Guess: After issuing additional queries, \(\mathcal {A}_{ind}\) guesses a bit \(b'\in \{0,1\}\). The LWE adversary \(\mathcal {B}\) outputs its guess as result of the LWE challenge. Finally we follow that \(\mathcal {B}'\)s advantage in solving LWE is at least the same as \(\mathcal {A}_{ind}'\)s advantage in distinguishing the ciphertext from a random value, i.e.: \(\mathbf{Adv}_{\mathcal {B}}\ge \frac{1}{q_E}{} \mathbf{Adv}_{\mathcal {A}_{ind}}\).    \(\square \)

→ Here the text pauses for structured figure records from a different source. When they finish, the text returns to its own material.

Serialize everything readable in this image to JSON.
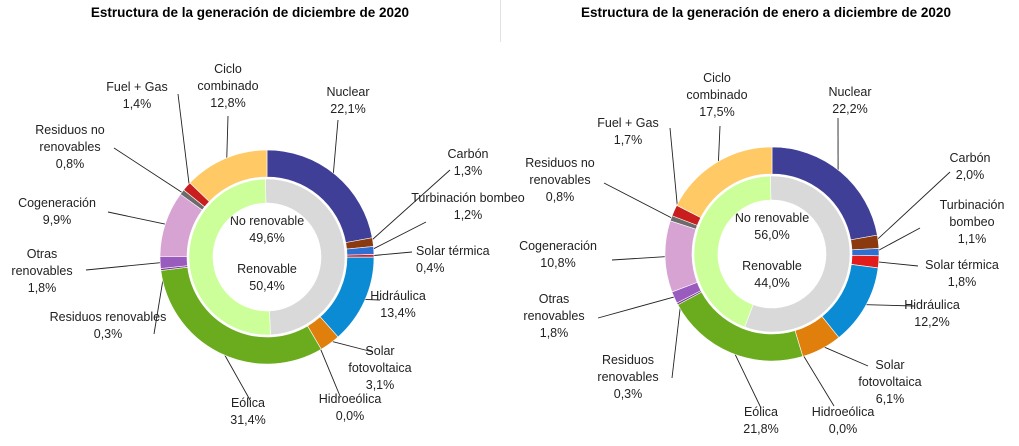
{
  "chart_data": [
    {
      "type": "pie",
      "title": "Estructura de la generación de diciembre de 2020",
      "inner_ring": [
        {
          "label": "No renovable",
          "value": 49.6,
          "value_label": "49,6%",
          "color": "#d9d9d9"
        },
        {
          "label": "Renovable",
          "value": 50.4,
          "value_label": "50,4%",
          "color": "#ccff99"
        }
      ],
      "outer_ring": [
        {
          "label": "Nuclear",
          "value": 22.1,
          "value_label": "22,1%",
          "color": "#3f3f97"
        },
        {
          "label": "Carbón",
          "value": 1.3,
          "value_label": "1,3%",
          "color": "#8b3a0f"
        },
        {
          "label": "Turbinación bombeo",
          "value": 1.2,
          "value_label": "1,2%",
          "color": "#2f6fd1"
        },
        {
          "label": "Solar térmica",
          "value": 0.4,
          "value_label": "0,4%",
          "color": "#e21b1b"
        },
        {
          "label": "Hidráulica",
          "value": 13.4,
          "value_label": "13,4%",
          "color": "#0b8bd4"
        },
        {
          "label": "Solar fotovoltaica",
          "value": 3.1,
          "value_label": "3,1%",
          "color": "#e07f0b"
        },
        {
          "label": "Hidroeólica",
          "value": 0.0,
          "value_label": "0,0%",
          "color": "#5aa52a"
        },
        {
          "label": "Eólica",
          "value": 31.4,
          "value_label": "31,4%",
          "color": "#6aac1e"
        },
        {
          "label": "Residuos renovables",
          "value": 0.3,
          "value_label": "0,3%",
          "color": "#7a3c8f"
        },
        {
          "label": "Otras renovables",
          "value": 1.8,
          "value_label": "1,8%",
          "color": "#9a5bbf"
        },
        {
          "label": "Cogeneración",
          "value": 9.9,
          "value_label": "9,9%",
          "color": "#d6a3d2"
        },
        {
          "label": "Residuos no renovables",
          "value": 0.8,
          "value_label": "0,8%",
          "color": "#6b6b6b"
        },
        {
          "label": "Fuel + Gas",
          "value": 1.4,
          "value_label": "1,4%",
          "color": "#c81e1e"
        },
        {
          "label": "Ciclo combinado",
          "value": 12.8,
          "value_label": "12,8%",
          "color": "#ffc966"
        }
      ]
    },
    {
      "type": "pie",
      "title": "Estructura de la generación de enero a diciembre de 2020",
      "inner_ring": [
        {
          "label": "No renovable",
          "value": 56.0,
          "value_label": "56,0%",
          "color": "#d9d9d9"
        },
        {
          "label": "Renovable",
          "value": 44.0,
          "value_label": "44,0%",
          "color": "#ccff99"
        }
      ],
      "outer_ring": [
        {
          "label": "Nuclear",
          "value": 22.2,
          "value_label": "22,2%",
          "color": "#3f3f97"
        },
        {
          "label": "Carbón",
          "value": 2.0,
          "value_label": "2,0%",
          "color": "#8b3a0f"
        },
        {
          "label": "Turbinación bombeo",
          "value": 1.1,
          "value_label": "1,1%",
          "color": "#2f6fd1"
        },
        {
          "label": "Solar térmica",
          "value": 1.8,
          "value_label": "1,8%",
          "color": "#e21b1b"
        },
        {
          "label": "Hidráulica",
          "value": 12.2,
          "value_label": "12,2%",
          "color": "#0b8bd4"
        },
        {
          "label": "Solar fotovoltaica",
          "value": 6.1,
          "value_label": "6,1%",
          "color": "#e07f0b"
        },
        {
          "label": "Hidroeólica",
          "value": 0.0,
          "value_label": "0,0%",
          "color": "#5aa52a"
        },
        {
          "label": "Eólica",
          "value": 21.8,
          "value_label": "21,8%",
          "color": "#6aac1e"
        },
        {
          "label": "Residuos renovables",
          "value": 0.3,
          "value_label": "0,3%",
          "color": "#7a3c8f"
        },
        {
          "label": "Otras renovables",
          "value": 1.8,
          "value_label": "1,8%",
          "color": "#9a5bbf"
        },
        {
          "label": "Cogeneración",
          "value": 10.8,
          "value_label": "10,8%",
          "color": "#d6a3d2"
        },
        {
          "label": "Residuos no renovables",
          "value": 0.8,
          "value_label": "0,8%",
          "color": "#6b6b6b"
        },
        {
          "label": "Fuel + Gas",
          "value": 1.7,
          "value_label": "1,7%",
          "color": "#c81e1e"
        },
        {
          "label": "Ciclo combinado",
          "value": 17.5,
          "value_label": "17,5%",
          "color": "#ffc966"
        }
      ]
    }
  ]
}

4.5 Application to Cloud Computing

Leveled homomorphic attribute-based encryption has significant relevance for cloud systems and their security. Attribute-based encryption allows an additional option for many applications of functional encryption in cloud computing. It enables a data owner, who outsourced her encrypted data to a cloud, to control the access to the uploaded data. A useful application to personal health records in cloud computing based on multi-authorities and multi-users attribute-based encryption presented by Li et al. [29] can profit by enabling users of the scheme to evaluate different ciphertexts on different messages without even revealing those messages. The shortcoming of Li et al.’s [29] construction is the impossibility to perform complex mathematical computations on encrypted data. Our ABE construction in multi-authority setting in Sect. 4.3 provides this attractive property. The data owner which uploads the data to a cloud server has the possibility to encrypt further several data files and compute a functional value of the resulted ciphertexts. The data user, which has the valid access formula is able to decrypt the evaluated ciphertexts and obtain a functional value of the plaintexts. Our construction allows the cloud users to take advantage of analytical cloud services. Our scheme from Sect. 3.1, where distinct ciphertexts are encrypted using distinct identities can also be applied to the cloud storage setting. In this case our construction allows a data owner to encrypt different data for a certain group of users with distinct identities, such that each user is able to decrypt an evaluated value of different plaintexts.

5 Conclusion

In this paper we presented a new construct called tensor product in combination with natural logarithm in order to enable leveled homomorphic encryption under different public keys. Using these mathematical constructions we first introduced a leveled homomorphic encryption under multiple identities. We defined the security of that scheme and provided the corresponding proof. Furthermore we presented a leveled homomorphic attribute-based encryption in two different settings. In the first setting we assumed that the evaluation function operates on ciphertext under common index x, while in the second setting the evaluation function was performed under distinct indices. We defined the security notions for both ABE schemes and proved them secure. Our constructions enable a multi-key leveled homomorphic encryption on lattices using simple mathematical computations in contrast to so far existing milti-identity FHIBE by [18] and provide efficient applications to the cloud storage setting.